Stream indexing and querying filter caching


(Ilija Subasic) #1

Hi,
We have a system which does stream indexing for an online system that has a large number of filtered queries. As filter scope changes it looks like there is a lot of filter evictions going on. I have a couple of questions if anyone can help:

a) is filter rebuild with each newly indexed file that fits into the scope? does this happen on querey time?
b) what is the order of filter eviction (e.g. FIFO) ?
c) does anyone have experience with preformance with manually contorling some filter?
d) what is the cost of continiously adding documents to filters (e.g. imagine that I have a field "document_type" filter and that every second I index 100 new documents for a type)?

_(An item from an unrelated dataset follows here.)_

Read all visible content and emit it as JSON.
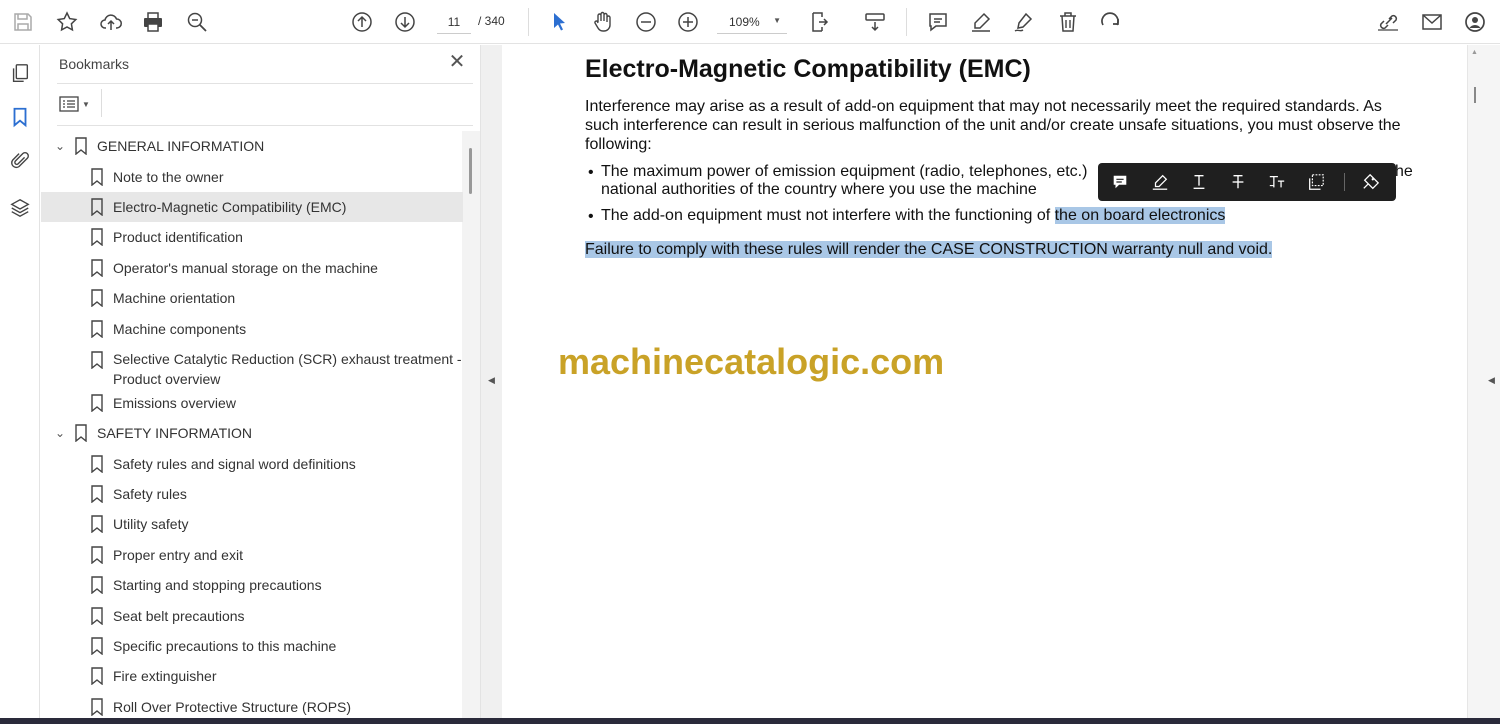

Any help would be highly welcomed. I browsed a code a bit, but am not 100% sure I get everything about filter caching and building.

Best,
Ilija


(Mark Walkom) #2

Only when a segment is created/merged.

Last recently used.

You can tune some things but you need to be careful as you can end up causing more issues. Can you increase heap?

See 1; you probably wouldn't notice it under normal loads though.


(Ilija Subasic) #3

Thanks for the answer.

What is the worst that can happen, how much does it cost to build an index?

We are already at 32 GB, so guess we could add more nodes. But most filters are used only once (e.g. time filters from the query moment to some predefined).

We have waves of indexing 10k+ a second, normally it is in 100s. Plus each indexing event is followed by a number of queries.


(system) #4